DESCRIPTION OF BUSINESS

Organization and Description of Business

Retrophin, Inc. (“we”, “our”, “us”, “Retrophin” and the “Company”) refers to Retrophin, Inc., a Delaware corporation, as well as our direct and indirect subsidiaries. Retrophin is a fully integrated biopharmaceutical company headquartered in San Diego, California focused on the development, acquisition and commercialization of therapies for the treatment of serious or rare diseases. We regularly evaluate and, where appropriate, act on opportunities to expand our product pipeline through licenses and acquisitions of products in areas that will serve patients with serious or rare diseases and that we believe offer attractive growth characteristics.

We are currently developing the following pipeline products:

Sparsentan is an investigational therapeutic agent which acts as both a potent ARB, as well as a selective ERA, with in vitro selectivity toward endothelin receptor type A. The Company has secured a license to sparsentan from Ligand Pharmaceuticals, Inc. and Bristol-Myers Squibb Company (who referred to it as DARA). The Company is developing sparsentan as a treatment for FSGS, which is a leading cause of end-stage renal disease and NS. Sparsentan was granted orphan drug designation in the United States and the European Union in January 2015 and November 2015, respectively. In the third quarter of 2016, the Company announced positive top-line data from the Phase 2 DUET study of sparsentan for the treatment of FSGS. In early 2017, we had an End of Phase 2 meeting with the FDA regarding the regulatory pathway for sparsentan as a treatment for FSGS. Following the meeting and our receipt of confirmatory meeting minutes, we announced our plans to initiate a single Phase 3 clinical trial to serve as the basis of a New Drug Application ("NDA") filing for sparsentan for the treatment of FSGS.

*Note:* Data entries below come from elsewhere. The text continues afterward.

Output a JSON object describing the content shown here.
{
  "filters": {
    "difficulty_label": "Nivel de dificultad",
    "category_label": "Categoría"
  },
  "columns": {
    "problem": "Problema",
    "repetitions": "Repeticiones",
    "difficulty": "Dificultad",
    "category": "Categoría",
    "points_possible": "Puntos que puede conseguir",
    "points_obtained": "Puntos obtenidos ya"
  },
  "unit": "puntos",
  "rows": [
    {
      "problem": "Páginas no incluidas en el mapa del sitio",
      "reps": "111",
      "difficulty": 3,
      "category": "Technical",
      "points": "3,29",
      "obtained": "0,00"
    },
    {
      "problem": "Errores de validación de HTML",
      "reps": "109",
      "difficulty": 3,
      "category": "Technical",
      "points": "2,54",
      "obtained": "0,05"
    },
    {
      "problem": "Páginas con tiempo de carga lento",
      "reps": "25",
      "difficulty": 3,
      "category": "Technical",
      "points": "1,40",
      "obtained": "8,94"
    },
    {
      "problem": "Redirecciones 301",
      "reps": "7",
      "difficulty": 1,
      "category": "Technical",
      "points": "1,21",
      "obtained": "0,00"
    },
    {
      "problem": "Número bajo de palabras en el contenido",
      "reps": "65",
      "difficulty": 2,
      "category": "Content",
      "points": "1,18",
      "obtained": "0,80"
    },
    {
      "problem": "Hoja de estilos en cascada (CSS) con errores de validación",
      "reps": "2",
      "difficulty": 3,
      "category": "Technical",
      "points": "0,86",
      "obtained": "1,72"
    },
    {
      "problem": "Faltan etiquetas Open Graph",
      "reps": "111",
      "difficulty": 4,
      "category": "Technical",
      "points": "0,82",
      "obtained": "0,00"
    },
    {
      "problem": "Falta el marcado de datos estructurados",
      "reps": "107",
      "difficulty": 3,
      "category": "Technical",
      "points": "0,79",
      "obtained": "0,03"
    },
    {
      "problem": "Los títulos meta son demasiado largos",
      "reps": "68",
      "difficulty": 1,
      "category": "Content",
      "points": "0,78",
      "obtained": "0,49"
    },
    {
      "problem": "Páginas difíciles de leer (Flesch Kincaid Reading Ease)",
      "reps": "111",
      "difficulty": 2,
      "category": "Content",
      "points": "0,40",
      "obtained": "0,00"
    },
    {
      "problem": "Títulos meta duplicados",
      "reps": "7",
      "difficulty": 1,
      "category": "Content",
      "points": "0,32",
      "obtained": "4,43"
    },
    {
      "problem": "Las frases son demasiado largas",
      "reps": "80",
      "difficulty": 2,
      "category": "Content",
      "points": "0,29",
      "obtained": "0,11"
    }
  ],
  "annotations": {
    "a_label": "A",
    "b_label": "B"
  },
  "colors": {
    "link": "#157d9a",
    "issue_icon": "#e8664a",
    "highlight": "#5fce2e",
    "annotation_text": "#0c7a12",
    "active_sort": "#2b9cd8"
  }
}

Fosmetpantotenate, also known as RE-024, a novel small molecule, is being developed as a potential treatment for pantothenate kinase-associated neurodegeneration (“PKAN”). PKAN is a genetic neurodegenerative disorder that is typically diagnosed in the first decade of life. Consequences of PKAN include parkinsonism, dystonia, and other severe systemic manifestations. Fosmetpantotenate (RE-024) is a phosphopantothenate replacement therapy that aims to restore levels of this key substrate in PKAN patients. Certain international health regulators have approved the initiation of dosing fosmetpantotenate (RE-024) in PKAN patients under physician-initiated studies in accordance with local regulations in their respective countries. The Company filed a U.S. IND for fosmetpantotenate (RE-024) with the FDA in the first quarter of 2015 to support the commencement of a Company-sponsored Phase 1 study, which was successfully completed during 2015. The FDA granted fosmetpantotenate (RE-024) orphan drug designation in May 2015 and fast track designation in June 2015. In February, 2016, the Company announced fosmetpantotenate (RE-024) was granted orphan drug designation by the European Commission. In November, 2016, the Company announced that it had reached an agreement with the FDA under the Special Protocol Assessment (SPA) process for a Phase 3 clinical trial evaluating fosmetpantotenate (RE-024) for PKAN. The Company expect to begin dosing patients in this Phase 3 clinical trial in the coming months. The Company continues discussions with the EMA regarding the initiation of a potential registration-enabling efficacy trial in PKAN patients.

Tetracosactide zinc (RE-034) is a synthetic hormone analog of the first 24 amino acids of the 39 amino acids contained in adrenocorticotropic hormone ("ACTH") incorporated into a novel formulation developed by us. Tetracosactide zinc (RE-034) exhibits similar physiological actions as endogenous ACTH by binding to all five melanocortin receptors (pan-MCR), resulting in its anti-inflammatory and immunomodulatory effects. The Company successfully manufactured tetracosactide zinc (RE-034) at proof-of-concept scale using a novel formulation process that allows modulation of the release of the active ingredient from the site of administration. The Company decided to focus our further efforts on this program toward an external partnership and out-licensing opportunities.

Liquid ursodeoxycholic acid ("L-UDCA") is a liquid formulation of ursodeoxycholic acid being developed for the treatment of a rare liver disease called primary biliary cholangitis ("PBC"). We obtained L-UDCA during 2016 with the intention of making L-UDCA commercially available to the subset of PBC patients who have difficulty swallowing.

We currently sell the following three products:


•	Chenodal (chenodiol tablets) is approved in the United States for the treatment of patients suffering from gallstones in whom surgery poses an unacceptable health risk due to disease or advanced age. Chenodal has been the standard of care for CTX patients for more than three decades and the Company is currently pursuing adding this indication to the label.


•	Cholbam (cholic acid capsules) is approved in the United States for the treatment of bile acid synthesis disorders due to single enzyme defects and is further indicated for adjunctive treatment of patients with peroxisomal disorders.


•	Thiola (tiopronin tablets) is approved in the United States for the prevention of cystine (kidney) stone formation in patients with severe homozygous cystinuria.